La chute de Dexia restera-t-elle sans coupable?

Nommé par la France après la culbute de Dexia en 2008, Pierre Mariani était aux commandes lorsque le groupe bancaire a totalement sombré en octobre 2011. ©REUTERS

Le parquet de Bruxelles demande à la chambre du conseil de ne pas poursuivre les personnes impliquées dans la chute de Dexia qui a laissé sur le carreau de nombreux petits actionnaires.

Les anciens responsables de Dexia vont-ils être condamnés pour la chute du groupe bancaire? Il semble que la réponse sera négative. Alors qu'une enquête était en cours pour tenter de trouver des coupables, la justice annonce que personne ne devrait être poursuivi dans ce dossier.

Près de 7 années se sont passées depuis la chute finale de Dexia. Une chute observée alors que l'État avait déjà procédé en 2008 au sauvetage du géant bancaire en injectant 6 milliards d'euros.

Aujourd'hui, on connaît l'histoire. La culbute du géant emportant sur son passage le holding Crédit Communal et Arco, deux de ses actionnaires. Les Etats belge et français ont dû se porter garants; la banque a été dépecée pour ne garder au final que la "bad bank" et son portefeuille financier.

Mais de l'autre côté du décor, il y a aussi les petits actionnaires particuliers qui ont dû acter une importe perte de leur portefeuille d'actions. En 2011, à l'initiative d'un groupe de défense des intérêts des petits actionnaires Dolor, certains se sont tournés vers la justice dans l'espoir d'obtenir un dédommagement. Ils estimaient avoir été dupés par une mauvaise communication dans la perspective du démantèlement. Dans le viseur: le CEO de l'époque, Pierre Mariani, et d'autres responsables politiques.

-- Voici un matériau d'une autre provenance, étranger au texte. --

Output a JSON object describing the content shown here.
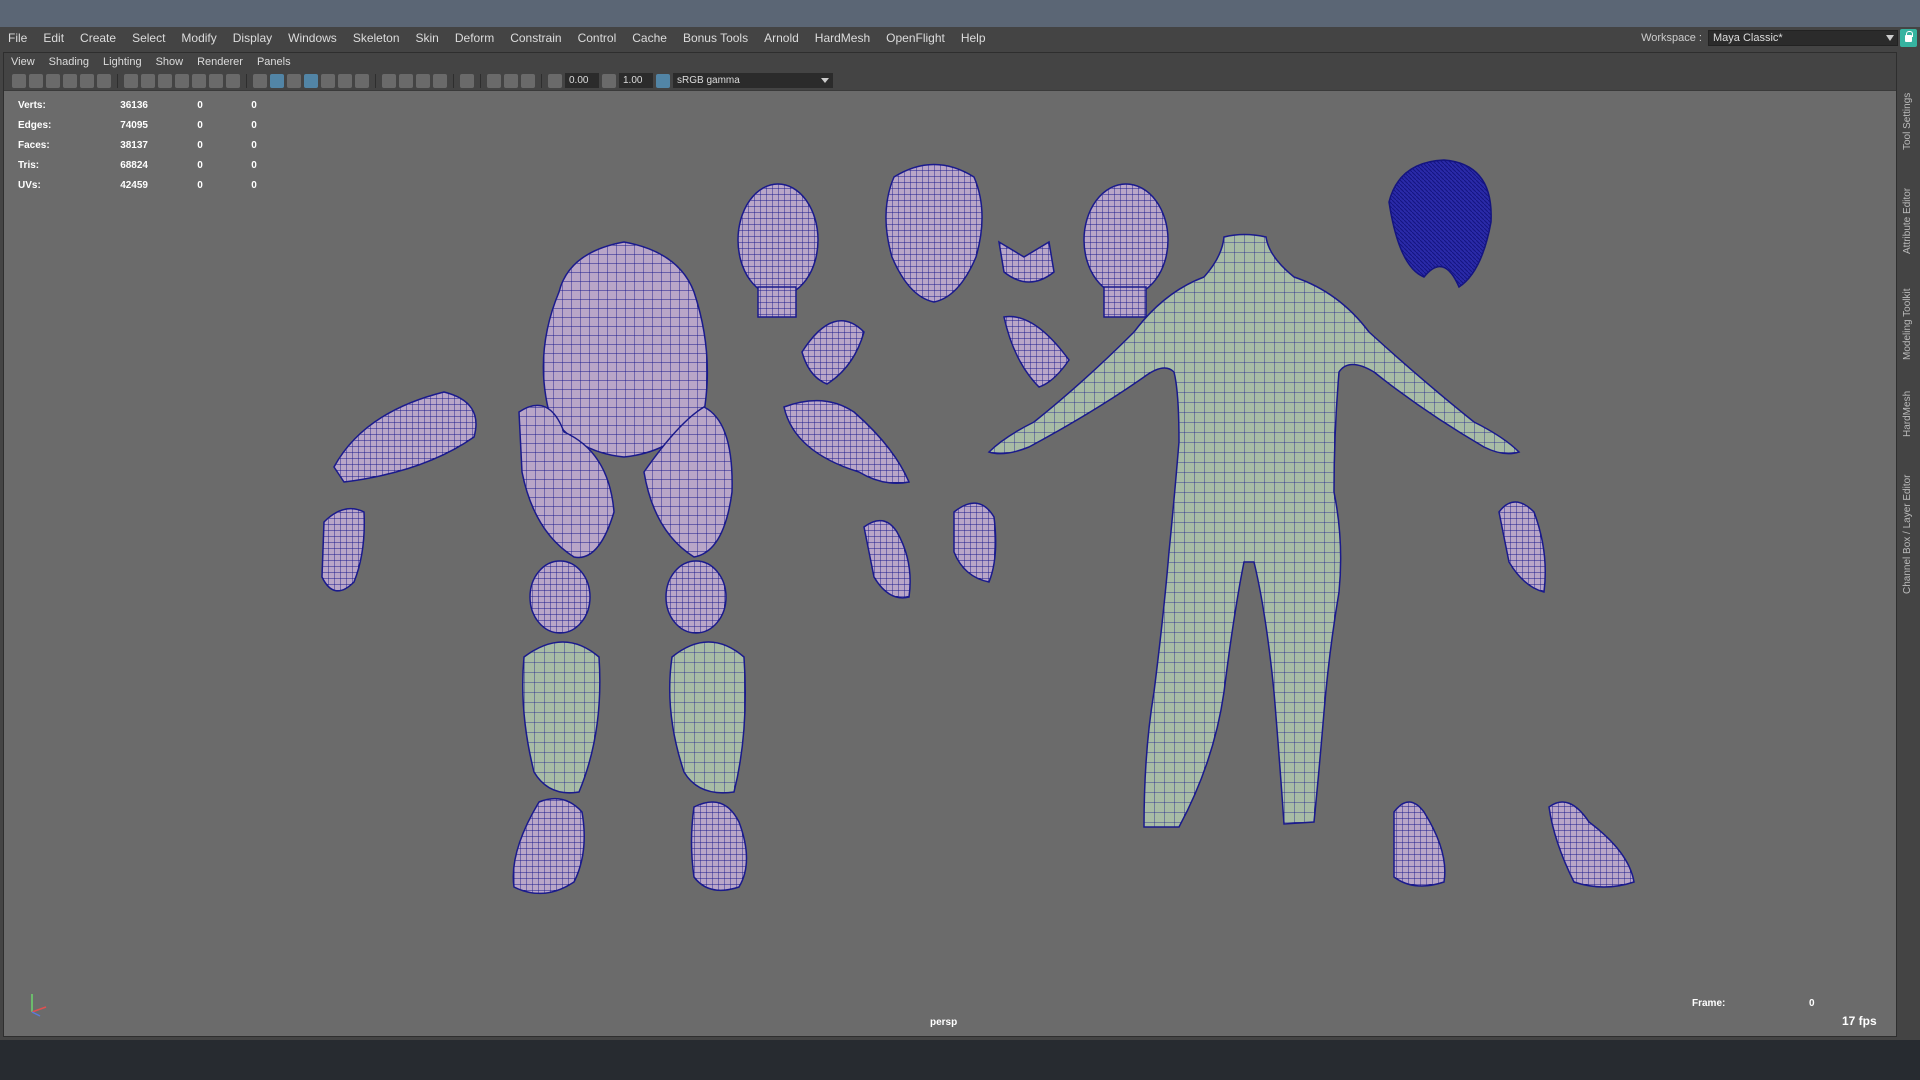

Une enquête préliminaire avait alors été ouverte. Elle avait débouché en 2012 sur une enquête pénale menant notamment à une série de perquisitions dans les locaux des Dexia et de ce qui, à l'époque, s'appelait encore Dexia Banque Belgique (Belfius, à ce jour). L'enquête portait principalement sur des soupçons de manipulation de marché. 

"Le 31 janvier 2014, un juge d'instruction a été désigné afin de mener une enquête contre X sur des faits de manipulation de marché", explique la porte-parole du parquet. "Il s'agit plus particulièrement d'infractions à l'article 396 1 de la loi du 2 août 2002 sur la surveillance du secteur financier et des services financiers joint à l'article 649,4° de la législation sur les sociétés, pour la période du 1er septembre 2008 au 2 novembre 2011. Cette enquête judiciaire est née de plaintes reçues par le parquet émanant de deux actionnaires de Dexia, alors qu'une enquête avait initialement été lancée fin novembre 2011."

Depuis silence radio sur le dossier. Dolor avait bien annoncé le 4 décembre dernier que le dossier devait passer en chambre du conseil du tribunal de première instance.

Il s'avère toutefois aujourd'hui que la possibilité est réelle que l'enquête ne débouchera sur rien. Le parquet de Bruxelles demande à la chambre du conseil de ne pas poursuivre les personnes impliquées. Reste à voir si la chambre du conseil suivra cette optique. "Le parquet confirme que, dans le cadre du règlement judiciaire concernant Dexia et Monsieur Mariani Pierre, une requête finale de fin de poursuites a été déposée."

Les actionnaires de Dexia, qui se sont constitués parties civiles, peuvent toujours faire appel de la décision.